Ironically, it could have been this lack of formal education that kept Tendulkar away from straitjacketed methods of expression. He refused to be walled in by accepted traditions and conventions and right from his earliest plays, Grihast and Shrimant in 1955, he was recognised by his rebellious, iconoclastic style that earned him bouquets and brickbats in equal measure.

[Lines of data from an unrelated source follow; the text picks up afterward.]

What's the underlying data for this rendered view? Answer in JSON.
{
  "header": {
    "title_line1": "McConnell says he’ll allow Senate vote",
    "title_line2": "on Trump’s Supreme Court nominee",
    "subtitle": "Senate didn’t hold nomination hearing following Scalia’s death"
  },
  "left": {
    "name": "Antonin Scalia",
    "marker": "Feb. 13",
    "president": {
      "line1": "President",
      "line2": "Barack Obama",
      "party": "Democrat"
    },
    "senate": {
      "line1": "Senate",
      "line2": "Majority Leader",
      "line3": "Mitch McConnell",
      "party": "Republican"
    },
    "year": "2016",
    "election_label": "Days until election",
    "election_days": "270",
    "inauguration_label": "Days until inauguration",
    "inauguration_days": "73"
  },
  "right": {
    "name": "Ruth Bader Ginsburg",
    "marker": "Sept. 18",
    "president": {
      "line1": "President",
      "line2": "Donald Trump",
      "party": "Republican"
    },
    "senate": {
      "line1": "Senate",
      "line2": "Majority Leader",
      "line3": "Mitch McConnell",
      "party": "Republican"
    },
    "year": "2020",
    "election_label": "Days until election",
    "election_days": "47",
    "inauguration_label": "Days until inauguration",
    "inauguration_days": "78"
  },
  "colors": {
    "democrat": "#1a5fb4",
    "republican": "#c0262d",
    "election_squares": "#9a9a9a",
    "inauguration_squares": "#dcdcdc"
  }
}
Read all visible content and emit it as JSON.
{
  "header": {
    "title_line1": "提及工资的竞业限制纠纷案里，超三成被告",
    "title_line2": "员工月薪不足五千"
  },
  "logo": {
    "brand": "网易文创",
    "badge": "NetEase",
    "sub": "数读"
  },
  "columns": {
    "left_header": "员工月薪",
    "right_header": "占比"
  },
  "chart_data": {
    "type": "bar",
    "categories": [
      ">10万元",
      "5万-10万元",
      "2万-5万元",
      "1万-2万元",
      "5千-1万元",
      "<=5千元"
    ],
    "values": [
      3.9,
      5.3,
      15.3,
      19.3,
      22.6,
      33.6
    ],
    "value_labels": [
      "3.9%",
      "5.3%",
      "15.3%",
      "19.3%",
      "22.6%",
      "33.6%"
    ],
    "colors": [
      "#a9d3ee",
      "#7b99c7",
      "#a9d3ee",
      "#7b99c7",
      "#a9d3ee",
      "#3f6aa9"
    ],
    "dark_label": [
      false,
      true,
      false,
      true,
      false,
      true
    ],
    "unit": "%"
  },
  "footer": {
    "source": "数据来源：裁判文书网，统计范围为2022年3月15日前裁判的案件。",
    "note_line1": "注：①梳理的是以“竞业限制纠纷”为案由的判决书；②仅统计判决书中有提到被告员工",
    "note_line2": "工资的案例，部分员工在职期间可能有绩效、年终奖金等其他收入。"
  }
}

In the five decades that followed, he stayed unflinchingly on his chosen path, crossing swords with numerous adversaries, among them political parties like Shiv Sena and self-appointed moral brigades who branded him as a subversive write who peddled sex and violence. The plays that came under the scanner in the early 1970s were Gidhade, Tendulkar’s naturalistic take on intrinsic violence in man as manifested in a middle-class family, Sakharam Binder, where once again physical violence and so-called immoral behaviour came to the fore and standard, middle-class notions of theatre were stood on their head; and Ghashiram Kotwal, his international success which had the pro-Brahmin brigade up in arms but which, Tendulkar claimed, kept the focus, like in his other plays, on human frailties that change people almost overnight.

Of course, there were many more plays. The ones he wrote in the 1950s and ’60s for Rangayan, the premier experimental theatre group of the day, where he worked with colleagues like Vijaya Mehta, Shreeram Lagoo and Aravind and Sulabha Deshpande. And later, after plays like Ghashiram, plays like Kanyadaan, which centered around the upheaval in a Brahmin family when the daughter marries a Dalit man; Chiranjeev Saubhagyakankshini, about the travails of a girl in the marriage mart, Mitrachi Goshita, about a lesbian relationship; and Kamala a take-off on the true incident of a journalist’s purchase of a woman which the playwright used to highlight the inequality of genders.

Tendulkar wrote some path-breaking film scripts too, largely for the parallel cinema of the 1970s and 80s. However, he always stated that theatre was the medium he was most comfortable with.